Ceti untranslated

Ceti, Cetiya, Cetā, Cetis. One of the sixteen Mahā Janapadas (AN.i.213, etc.), probably identical with Cedi of the older documents (e.g., Rv.viii.5, 37-9). The people of Ceti seem to have had two distinct settlements: one, perhaps the older, was in the mountains, probably the present Nepal (Buddhist India, p.26). It is evidently this older settlement which is mentioned in the Vessantarajātaka (Ja 547); it was passed by Vessantara on his way into exile in the Himalayas, and was thirty yojanas distant from Jetuttara (Ja.vi.514, 518). The other, probably a later colony, lay near the Yamunā, to the east, in the neighbourhood of and contiguous to the settlement of the Kurus; for we are told (Vin.iv.108f; Ja.i.360f) that the Buddha, having dwelt in the Ceti country, went to Bhaddavatikā, where, at the Ambatittha, Sāgata tamed a Nāga, and from there he went to Kosambī. This part of the country corresponds roughly to the modern Bundelkhand and the adjoining region Law: Geography of Early Buddhism, p.16).

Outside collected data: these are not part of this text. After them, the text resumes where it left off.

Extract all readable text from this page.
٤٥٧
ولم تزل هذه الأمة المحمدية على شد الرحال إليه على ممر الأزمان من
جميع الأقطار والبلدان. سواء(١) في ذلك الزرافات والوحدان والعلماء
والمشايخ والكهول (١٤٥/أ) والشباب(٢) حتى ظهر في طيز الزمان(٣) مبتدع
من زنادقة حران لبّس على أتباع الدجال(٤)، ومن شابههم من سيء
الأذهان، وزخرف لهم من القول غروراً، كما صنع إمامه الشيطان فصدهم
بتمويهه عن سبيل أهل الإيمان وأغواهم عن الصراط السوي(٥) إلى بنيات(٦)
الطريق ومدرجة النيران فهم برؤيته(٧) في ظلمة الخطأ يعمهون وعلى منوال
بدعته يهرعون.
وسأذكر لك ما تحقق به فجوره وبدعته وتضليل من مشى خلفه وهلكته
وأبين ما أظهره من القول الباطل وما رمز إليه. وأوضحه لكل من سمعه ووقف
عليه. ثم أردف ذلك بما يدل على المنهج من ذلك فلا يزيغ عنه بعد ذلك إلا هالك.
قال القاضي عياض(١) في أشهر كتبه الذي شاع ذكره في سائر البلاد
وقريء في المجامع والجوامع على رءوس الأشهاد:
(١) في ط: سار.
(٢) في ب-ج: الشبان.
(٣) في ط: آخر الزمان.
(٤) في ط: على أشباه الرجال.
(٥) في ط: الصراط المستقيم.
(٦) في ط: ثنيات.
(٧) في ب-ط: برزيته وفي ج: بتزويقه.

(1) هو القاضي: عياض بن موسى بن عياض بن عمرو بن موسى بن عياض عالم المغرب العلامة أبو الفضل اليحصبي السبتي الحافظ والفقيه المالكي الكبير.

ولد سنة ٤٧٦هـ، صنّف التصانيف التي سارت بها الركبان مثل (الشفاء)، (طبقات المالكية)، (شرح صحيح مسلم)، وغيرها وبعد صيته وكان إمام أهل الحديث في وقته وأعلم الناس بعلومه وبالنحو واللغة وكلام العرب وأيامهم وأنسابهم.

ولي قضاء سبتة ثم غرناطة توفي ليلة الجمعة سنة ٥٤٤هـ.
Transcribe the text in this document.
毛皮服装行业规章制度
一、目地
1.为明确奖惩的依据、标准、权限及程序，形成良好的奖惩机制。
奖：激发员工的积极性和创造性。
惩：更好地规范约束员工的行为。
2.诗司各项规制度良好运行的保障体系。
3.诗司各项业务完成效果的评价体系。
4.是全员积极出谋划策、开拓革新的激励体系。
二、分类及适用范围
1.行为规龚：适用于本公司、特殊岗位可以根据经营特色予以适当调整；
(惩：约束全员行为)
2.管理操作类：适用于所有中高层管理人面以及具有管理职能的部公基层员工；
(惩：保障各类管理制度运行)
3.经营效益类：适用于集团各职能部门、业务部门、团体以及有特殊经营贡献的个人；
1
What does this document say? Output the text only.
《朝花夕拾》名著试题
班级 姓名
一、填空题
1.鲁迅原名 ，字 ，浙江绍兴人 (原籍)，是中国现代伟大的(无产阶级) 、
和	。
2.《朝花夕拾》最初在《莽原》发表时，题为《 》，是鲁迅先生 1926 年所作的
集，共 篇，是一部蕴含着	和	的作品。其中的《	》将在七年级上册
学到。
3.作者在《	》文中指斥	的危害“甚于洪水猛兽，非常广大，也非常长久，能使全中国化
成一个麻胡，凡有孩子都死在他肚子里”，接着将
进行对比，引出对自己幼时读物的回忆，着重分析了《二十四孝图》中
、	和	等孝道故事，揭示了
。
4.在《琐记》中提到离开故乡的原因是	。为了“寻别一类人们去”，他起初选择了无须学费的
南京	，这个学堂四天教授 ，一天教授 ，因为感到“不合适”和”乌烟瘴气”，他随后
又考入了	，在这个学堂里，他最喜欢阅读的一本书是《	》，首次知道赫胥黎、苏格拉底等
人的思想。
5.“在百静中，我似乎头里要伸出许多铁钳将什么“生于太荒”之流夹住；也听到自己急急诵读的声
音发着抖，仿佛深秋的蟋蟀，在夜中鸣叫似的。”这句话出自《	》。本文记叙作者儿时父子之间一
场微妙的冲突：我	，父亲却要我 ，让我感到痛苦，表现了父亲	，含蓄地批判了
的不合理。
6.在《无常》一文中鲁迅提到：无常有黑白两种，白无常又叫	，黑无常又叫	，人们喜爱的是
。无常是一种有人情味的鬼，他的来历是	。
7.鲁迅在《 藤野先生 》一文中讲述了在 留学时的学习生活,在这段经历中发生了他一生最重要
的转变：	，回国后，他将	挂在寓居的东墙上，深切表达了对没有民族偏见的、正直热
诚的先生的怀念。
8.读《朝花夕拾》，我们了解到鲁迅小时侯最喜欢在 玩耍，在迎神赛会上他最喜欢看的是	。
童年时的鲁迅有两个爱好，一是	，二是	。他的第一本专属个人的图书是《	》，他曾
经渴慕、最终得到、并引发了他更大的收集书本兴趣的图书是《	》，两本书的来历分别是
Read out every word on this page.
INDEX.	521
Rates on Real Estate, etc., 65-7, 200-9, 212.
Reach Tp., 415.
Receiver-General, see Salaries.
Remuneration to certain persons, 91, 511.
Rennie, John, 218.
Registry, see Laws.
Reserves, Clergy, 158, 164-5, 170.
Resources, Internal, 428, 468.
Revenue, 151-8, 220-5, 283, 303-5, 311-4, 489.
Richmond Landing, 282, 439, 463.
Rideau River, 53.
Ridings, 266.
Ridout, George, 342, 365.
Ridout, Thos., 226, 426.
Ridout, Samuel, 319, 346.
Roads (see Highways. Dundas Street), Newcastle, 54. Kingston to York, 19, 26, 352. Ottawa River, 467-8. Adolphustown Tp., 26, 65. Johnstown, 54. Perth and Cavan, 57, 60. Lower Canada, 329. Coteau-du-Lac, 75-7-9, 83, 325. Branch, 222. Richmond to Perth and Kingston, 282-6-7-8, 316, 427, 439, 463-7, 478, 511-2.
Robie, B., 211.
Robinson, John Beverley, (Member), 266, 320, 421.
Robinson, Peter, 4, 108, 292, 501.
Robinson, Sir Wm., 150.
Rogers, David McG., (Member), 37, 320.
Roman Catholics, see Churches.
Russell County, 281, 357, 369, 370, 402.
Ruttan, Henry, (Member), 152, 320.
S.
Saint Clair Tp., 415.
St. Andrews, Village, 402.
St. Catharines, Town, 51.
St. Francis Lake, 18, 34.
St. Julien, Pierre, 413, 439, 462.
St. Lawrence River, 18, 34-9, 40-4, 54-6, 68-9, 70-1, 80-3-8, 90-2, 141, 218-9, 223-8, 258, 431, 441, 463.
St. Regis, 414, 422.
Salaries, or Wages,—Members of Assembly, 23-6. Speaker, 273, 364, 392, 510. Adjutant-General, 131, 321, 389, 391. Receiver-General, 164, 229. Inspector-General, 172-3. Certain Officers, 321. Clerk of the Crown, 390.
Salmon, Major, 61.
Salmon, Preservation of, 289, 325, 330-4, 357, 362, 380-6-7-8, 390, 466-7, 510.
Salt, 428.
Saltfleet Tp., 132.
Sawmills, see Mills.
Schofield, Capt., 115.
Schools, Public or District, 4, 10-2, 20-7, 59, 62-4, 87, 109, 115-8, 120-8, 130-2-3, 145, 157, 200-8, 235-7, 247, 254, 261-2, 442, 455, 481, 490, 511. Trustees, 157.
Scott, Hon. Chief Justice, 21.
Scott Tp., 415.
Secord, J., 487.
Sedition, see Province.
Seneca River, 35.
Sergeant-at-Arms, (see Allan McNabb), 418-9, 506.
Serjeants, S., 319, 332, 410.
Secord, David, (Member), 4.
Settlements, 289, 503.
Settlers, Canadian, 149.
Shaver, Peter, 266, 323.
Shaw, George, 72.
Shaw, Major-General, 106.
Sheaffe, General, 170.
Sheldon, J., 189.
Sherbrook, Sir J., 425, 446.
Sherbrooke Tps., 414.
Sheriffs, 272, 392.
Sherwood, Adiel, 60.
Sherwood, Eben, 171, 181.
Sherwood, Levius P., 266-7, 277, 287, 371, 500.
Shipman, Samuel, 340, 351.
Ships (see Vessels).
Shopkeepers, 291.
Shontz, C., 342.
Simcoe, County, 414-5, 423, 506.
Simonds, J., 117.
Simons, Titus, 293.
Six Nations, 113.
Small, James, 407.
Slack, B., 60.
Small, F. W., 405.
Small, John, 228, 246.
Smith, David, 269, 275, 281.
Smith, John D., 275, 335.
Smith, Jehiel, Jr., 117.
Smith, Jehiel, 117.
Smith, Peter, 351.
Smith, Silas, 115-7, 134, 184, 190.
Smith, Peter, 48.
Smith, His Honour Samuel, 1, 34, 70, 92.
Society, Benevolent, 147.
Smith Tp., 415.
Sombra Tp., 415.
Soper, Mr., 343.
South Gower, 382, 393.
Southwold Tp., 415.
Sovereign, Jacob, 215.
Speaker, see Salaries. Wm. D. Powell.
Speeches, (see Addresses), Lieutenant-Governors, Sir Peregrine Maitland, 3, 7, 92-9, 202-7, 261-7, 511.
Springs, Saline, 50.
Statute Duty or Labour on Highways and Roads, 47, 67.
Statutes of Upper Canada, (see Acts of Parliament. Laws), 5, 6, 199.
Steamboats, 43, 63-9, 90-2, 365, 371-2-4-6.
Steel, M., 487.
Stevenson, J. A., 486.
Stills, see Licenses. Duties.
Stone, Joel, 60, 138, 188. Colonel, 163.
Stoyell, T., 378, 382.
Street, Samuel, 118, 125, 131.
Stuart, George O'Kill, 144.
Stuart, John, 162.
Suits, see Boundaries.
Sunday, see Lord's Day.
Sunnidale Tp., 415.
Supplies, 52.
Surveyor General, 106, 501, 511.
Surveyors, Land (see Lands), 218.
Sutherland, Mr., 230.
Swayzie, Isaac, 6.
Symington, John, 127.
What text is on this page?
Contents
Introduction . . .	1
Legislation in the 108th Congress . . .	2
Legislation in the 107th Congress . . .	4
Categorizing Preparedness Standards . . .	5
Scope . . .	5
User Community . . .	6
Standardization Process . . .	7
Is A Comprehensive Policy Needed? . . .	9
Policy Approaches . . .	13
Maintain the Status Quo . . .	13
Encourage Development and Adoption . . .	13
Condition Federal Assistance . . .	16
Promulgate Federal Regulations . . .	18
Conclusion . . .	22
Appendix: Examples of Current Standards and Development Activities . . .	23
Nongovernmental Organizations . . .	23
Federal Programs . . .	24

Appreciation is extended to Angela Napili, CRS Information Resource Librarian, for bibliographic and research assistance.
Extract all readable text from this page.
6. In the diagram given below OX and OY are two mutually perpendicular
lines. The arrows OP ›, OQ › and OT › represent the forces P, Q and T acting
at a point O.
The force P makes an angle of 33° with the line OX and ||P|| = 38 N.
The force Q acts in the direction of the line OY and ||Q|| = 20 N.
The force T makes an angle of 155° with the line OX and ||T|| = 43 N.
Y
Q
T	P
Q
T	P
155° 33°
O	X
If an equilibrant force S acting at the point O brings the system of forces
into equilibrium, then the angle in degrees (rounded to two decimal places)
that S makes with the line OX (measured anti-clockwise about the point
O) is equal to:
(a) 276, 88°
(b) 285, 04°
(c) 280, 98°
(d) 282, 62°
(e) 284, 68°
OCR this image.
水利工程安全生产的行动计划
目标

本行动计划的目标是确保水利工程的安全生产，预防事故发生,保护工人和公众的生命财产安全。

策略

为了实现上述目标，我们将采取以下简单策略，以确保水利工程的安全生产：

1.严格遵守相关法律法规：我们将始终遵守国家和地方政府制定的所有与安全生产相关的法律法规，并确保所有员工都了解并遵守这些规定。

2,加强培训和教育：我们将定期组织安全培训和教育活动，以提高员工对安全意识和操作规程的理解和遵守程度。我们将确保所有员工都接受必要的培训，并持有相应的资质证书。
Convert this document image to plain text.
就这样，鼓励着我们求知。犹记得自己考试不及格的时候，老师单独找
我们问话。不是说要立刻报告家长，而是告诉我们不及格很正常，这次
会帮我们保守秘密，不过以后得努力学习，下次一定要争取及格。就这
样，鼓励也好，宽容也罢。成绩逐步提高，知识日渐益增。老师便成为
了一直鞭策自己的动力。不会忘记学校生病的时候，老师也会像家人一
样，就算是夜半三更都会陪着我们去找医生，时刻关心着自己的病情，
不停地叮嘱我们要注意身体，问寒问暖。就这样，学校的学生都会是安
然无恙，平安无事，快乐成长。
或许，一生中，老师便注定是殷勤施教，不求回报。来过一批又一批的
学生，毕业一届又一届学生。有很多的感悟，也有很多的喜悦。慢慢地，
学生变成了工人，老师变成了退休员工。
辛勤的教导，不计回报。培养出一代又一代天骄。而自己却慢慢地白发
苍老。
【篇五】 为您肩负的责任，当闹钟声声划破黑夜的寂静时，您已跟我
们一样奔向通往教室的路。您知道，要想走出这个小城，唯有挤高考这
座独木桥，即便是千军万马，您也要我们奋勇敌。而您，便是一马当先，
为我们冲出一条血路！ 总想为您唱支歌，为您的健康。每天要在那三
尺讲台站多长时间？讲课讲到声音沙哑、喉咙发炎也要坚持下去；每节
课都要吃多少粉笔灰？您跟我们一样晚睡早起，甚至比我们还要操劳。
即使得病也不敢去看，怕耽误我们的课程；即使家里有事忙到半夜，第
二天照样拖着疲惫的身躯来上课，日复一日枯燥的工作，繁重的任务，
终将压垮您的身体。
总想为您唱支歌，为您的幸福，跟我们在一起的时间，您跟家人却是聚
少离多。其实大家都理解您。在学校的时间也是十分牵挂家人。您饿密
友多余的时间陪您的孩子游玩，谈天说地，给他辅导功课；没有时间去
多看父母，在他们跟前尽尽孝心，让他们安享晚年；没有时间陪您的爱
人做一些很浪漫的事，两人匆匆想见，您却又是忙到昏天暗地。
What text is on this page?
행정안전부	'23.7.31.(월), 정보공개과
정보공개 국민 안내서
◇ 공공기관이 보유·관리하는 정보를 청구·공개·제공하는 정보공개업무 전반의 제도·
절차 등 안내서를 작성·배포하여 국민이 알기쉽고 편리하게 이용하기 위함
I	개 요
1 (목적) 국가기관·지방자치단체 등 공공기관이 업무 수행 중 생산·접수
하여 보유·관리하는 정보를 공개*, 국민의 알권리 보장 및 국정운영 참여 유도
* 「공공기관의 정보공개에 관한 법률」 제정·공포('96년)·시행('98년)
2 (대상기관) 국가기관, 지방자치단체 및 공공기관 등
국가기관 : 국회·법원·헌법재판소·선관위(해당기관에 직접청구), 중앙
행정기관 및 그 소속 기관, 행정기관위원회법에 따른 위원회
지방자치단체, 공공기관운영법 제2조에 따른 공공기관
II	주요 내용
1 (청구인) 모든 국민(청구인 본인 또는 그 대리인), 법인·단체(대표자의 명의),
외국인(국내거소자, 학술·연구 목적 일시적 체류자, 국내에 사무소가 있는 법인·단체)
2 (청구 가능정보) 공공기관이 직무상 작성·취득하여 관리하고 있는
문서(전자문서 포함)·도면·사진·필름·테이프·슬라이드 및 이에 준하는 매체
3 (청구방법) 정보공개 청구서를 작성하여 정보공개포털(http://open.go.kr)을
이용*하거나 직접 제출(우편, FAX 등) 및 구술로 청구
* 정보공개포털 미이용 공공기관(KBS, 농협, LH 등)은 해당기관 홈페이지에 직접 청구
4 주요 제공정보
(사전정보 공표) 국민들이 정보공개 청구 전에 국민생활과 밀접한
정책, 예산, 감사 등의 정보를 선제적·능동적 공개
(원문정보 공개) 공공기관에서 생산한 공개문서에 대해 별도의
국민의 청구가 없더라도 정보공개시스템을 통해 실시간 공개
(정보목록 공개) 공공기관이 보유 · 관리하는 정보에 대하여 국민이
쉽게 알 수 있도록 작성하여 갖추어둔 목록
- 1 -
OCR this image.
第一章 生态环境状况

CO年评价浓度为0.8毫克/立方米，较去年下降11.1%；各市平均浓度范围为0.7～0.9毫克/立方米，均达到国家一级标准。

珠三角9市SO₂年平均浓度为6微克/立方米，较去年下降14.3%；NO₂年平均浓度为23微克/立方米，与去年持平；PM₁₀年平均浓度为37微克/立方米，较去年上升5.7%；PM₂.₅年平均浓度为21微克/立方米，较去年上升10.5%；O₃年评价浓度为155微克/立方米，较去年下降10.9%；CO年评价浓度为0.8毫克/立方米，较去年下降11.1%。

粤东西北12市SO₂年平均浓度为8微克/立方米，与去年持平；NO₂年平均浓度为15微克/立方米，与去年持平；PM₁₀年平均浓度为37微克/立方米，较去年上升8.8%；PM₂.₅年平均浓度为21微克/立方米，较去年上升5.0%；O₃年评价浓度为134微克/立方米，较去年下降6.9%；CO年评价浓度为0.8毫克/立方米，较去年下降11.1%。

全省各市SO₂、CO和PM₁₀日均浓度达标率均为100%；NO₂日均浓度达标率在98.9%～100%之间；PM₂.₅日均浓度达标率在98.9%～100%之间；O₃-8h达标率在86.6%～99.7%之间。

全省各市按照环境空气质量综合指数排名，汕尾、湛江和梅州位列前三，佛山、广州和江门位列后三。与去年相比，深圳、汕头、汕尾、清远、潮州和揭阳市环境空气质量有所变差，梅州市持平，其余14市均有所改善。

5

It was probably of the older Ceti that Sotthivatī was the capital, where once reigned Apacara, who uttered the first lie in the world (Ja.iii.454ff Sotthivatī is probably identical with Suktimatī or Suktisāhvaya of the Mahā Bhārata (iii.20, 50; xiv.83, 2); see also PHAI.81).

The journey from Benares to Ceti lay through a forest which was infested by robbers (Ja.i.253, 256). The settlement of Ceti was an important centre of Buddhism, even in the time of the Buddha. The Aṅguttaranikāya (AN.iii.355f; v.41f; 157ff) mentions several discourses preached to the Cetis, while the Buddha dwelt in their town of Sahajāti. While dwelling in the Pācīnavaṁsadāya in the Ceti country, Anuruddha became an Arahant after a visit which the Buddha paid to him (AN.iv.228; see also Vin.i.300f). The Janavasabhasutta (DN.ii.200 and passim) leads us to infer that the Buddha visited the Ceti country several times. The Saṁyuttanikāya (SN.v.436f) records a discussion on the four Ariyan Truths among a number of monks, including Gavampati, dwelling at Sahajāti (v.l. Sahañcanika).

It is said (e.g., AN­a.ii.765) that the country was called Ceti because it was ruled by kings bearing the name of Ceti or Cetiya (Snp­a.i.135).